Dieses Urteil bekämpfen Peter A und die Firma Dr. Erich B Nachfolger (letztere in Ansehung der von ihr gelieferten Medienstücke) mit gemeinsam ausgeführter Nichtigkeitsbeschwerde und Berufung, wobei jeder der Beschwerdeführer die Stellung eines Medieninhabers (Verlegers) reklamiert und die einem solchen im § 41 Abs 5 MedienG eingeräumte Rechtsmittelbefugnis beansprucht.

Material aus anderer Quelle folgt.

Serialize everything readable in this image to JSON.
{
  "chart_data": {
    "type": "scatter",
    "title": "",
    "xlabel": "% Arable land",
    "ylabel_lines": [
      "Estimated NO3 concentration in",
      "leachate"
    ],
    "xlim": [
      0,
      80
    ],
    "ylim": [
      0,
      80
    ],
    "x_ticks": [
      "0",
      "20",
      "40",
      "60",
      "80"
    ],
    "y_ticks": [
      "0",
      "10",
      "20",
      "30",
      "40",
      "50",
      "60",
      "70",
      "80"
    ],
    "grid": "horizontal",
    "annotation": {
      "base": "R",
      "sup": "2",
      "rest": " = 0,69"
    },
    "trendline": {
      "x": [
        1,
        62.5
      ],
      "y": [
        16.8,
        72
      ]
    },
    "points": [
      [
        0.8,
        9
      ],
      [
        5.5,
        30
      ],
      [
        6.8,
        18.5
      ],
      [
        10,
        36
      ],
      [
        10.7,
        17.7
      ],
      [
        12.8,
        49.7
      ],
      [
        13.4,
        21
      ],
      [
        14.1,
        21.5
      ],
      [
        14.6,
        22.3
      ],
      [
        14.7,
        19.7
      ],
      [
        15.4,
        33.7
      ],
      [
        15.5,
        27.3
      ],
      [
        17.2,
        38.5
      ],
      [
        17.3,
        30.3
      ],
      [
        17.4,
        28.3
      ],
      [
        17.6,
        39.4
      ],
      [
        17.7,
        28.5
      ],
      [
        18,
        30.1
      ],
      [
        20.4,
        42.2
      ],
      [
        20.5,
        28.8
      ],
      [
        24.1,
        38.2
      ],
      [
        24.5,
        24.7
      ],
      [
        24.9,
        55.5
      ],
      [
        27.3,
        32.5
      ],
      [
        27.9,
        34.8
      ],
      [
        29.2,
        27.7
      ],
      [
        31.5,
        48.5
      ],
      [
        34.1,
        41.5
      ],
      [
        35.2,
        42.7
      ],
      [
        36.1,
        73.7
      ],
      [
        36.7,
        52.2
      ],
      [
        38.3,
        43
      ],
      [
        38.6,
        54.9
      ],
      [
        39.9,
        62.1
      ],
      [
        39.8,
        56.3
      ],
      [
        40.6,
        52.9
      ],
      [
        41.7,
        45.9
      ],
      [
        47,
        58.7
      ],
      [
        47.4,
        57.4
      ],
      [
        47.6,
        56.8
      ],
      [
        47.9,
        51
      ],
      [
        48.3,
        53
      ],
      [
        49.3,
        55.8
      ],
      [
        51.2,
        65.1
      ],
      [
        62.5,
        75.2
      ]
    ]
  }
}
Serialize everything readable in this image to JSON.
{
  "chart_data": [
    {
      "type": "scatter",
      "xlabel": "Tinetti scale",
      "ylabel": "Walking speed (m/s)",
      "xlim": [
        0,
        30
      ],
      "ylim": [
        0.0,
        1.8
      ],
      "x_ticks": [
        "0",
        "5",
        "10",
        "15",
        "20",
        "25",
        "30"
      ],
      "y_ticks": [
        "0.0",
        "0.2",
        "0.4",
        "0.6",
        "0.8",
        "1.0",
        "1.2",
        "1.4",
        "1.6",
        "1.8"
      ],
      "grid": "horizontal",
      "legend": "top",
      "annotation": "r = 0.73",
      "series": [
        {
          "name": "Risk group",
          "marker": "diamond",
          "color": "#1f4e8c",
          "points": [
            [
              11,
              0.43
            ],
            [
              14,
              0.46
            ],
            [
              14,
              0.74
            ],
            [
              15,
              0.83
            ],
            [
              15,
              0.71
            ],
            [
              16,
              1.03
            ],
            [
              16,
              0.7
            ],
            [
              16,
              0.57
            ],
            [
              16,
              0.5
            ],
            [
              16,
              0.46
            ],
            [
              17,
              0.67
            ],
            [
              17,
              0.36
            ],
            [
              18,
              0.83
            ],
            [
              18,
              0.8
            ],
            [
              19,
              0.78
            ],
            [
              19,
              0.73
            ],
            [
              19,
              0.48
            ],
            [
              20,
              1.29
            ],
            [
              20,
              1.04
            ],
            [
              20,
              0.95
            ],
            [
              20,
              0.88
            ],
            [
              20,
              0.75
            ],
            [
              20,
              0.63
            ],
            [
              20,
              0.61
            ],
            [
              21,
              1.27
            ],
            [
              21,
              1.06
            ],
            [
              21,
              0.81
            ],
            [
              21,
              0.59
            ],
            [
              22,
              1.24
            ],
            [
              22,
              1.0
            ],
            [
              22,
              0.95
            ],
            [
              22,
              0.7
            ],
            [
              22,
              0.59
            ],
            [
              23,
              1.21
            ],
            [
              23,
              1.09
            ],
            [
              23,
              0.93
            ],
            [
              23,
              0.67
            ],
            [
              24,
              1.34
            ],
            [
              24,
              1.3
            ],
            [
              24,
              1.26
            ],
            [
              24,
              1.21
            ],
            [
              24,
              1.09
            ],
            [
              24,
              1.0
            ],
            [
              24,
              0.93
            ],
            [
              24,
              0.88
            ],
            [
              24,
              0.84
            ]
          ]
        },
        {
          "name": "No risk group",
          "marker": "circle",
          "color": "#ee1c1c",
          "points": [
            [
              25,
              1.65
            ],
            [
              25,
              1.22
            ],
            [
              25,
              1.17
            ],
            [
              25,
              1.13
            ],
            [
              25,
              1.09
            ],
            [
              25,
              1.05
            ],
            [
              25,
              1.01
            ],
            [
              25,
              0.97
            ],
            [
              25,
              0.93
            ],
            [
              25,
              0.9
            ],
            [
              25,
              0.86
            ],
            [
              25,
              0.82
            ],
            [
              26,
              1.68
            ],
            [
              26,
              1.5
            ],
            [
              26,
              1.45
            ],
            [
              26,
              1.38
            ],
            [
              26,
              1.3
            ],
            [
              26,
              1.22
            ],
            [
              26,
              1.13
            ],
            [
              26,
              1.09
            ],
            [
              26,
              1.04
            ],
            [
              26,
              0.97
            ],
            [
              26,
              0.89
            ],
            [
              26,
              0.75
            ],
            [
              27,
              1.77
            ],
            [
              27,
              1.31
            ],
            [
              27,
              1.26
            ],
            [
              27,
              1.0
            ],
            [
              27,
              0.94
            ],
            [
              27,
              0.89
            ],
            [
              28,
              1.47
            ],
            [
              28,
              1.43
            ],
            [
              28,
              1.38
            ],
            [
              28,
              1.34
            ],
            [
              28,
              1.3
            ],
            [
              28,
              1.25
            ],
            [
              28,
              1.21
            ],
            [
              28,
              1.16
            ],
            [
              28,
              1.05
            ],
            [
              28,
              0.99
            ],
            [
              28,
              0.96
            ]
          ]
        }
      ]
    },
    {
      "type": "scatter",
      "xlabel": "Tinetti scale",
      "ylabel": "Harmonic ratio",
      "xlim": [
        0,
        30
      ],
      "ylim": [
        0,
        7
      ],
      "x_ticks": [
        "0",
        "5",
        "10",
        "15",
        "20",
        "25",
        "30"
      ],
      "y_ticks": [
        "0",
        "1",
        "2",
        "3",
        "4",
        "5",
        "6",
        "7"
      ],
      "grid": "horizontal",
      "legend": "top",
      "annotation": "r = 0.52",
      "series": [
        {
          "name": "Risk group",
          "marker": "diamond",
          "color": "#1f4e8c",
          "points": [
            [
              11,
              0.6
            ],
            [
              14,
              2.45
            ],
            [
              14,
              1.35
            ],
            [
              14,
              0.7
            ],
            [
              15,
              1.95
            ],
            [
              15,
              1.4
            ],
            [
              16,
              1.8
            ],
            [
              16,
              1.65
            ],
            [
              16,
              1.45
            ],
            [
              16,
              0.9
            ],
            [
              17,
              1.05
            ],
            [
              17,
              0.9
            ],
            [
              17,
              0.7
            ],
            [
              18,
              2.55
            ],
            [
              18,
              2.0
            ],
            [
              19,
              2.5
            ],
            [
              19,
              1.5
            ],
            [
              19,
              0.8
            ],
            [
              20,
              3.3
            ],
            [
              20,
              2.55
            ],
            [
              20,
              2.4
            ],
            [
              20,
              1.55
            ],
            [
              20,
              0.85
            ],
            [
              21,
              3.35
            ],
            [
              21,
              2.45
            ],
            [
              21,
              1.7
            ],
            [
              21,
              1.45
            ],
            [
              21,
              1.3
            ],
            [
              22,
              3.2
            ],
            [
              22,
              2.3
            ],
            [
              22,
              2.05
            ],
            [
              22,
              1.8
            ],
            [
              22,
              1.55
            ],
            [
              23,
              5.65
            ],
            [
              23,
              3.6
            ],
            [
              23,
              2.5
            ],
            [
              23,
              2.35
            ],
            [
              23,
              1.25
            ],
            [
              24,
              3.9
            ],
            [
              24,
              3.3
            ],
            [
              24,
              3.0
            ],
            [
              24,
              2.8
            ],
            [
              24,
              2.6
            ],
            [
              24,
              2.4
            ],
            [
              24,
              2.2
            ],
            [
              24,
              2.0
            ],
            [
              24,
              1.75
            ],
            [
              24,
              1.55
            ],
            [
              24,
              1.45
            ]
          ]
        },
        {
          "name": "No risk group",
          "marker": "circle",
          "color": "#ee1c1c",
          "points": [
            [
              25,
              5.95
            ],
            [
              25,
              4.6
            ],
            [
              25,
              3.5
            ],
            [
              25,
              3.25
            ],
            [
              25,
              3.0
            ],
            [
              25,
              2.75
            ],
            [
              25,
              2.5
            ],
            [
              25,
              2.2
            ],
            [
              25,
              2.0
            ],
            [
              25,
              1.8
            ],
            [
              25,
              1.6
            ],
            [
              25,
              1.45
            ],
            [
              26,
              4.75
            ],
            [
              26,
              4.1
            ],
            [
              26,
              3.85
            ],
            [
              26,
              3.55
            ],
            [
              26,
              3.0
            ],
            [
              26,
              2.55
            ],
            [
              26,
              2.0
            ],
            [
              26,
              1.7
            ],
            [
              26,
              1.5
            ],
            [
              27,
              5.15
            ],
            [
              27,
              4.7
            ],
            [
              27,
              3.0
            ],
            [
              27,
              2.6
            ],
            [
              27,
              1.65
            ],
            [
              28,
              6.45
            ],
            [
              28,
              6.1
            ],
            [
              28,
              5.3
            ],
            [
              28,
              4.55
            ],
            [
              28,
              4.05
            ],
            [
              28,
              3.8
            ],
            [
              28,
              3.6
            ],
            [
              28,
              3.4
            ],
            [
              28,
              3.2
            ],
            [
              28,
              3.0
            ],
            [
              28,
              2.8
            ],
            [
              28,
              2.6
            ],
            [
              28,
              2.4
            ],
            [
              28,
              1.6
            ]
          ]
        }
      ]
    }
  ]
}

Auf keinen der Beschwerdeführer treffen allerdings die in der Begriffsbestimmung des § 1 Abs 1 Z 8 MedienG umschriebenen Voraussetzungen zu, denen zufolge Medieninhaber (Verleger) ist, wer ein Medienunternehmen (§ 1 Abs 1 Z 6 MedienG) oder einen Mediendienst (§ 1 Abs 1 Z 7 MedienG) betreibt oder sonst das Erscheinen von Medienwerken durch 'Inverkehrbringen' (vgl Hartmann-Rieder RN 3 zu § 1 Z 8 MedienG) der Medienstücke besorgt. Diese alternative Definition ('oder sonst') der Z 8 l c soll keine wesensmäßige (medienrechtliche) Differenzierung zwischen Medieninhaber einerseits und Verleger anderseits schaffen, sondern trägt bloß dem Umstand Rechnung, daß Medienwerke nicht nur aus einem Medienunternehmen hervorgehen können (vgl Hartmann-Rieder, Erläuterungen zu § 1 Z 8 MedienG). Die inhaltliche Gleichstellung der Begriffe Medieninhaber und Verleger, wie sie in der Z 8 des § 1 MedienG zum Ausdruck kommt (vgl Foregger, MedienG, JAB zu den Z 6 und 8, S 18 und 19), bringt es aber mit sich, daß eine Person, deren Aufgabe sich in der Veranlassung oder Besorgung der Verbreitung eines Medienwerkes erschöpft, nicht als Verleger (im Sinn des MedienG) angesehen werden kann (vgl Hartmann-Rieder, RN 6 zu § 1 Z 8 MedienG sowie die nur unter diesem Gesichtspunkt verständlichen, auch den Verleger - im medienrechtlichen Sinn - betreffenden Vorschriften über die Redaktionsstatuten im § 5 Abs 2 MedienG, über das Veröffentlichungsbegehren im § 12 oder über das Impressum im § 24 MedienG.) Wer als Verleger in Betracht kommt, muß daher daneben auch an der inhaltlichen Gestaltung und Herstellung des Medienwerkes (zumindest) teilhaben.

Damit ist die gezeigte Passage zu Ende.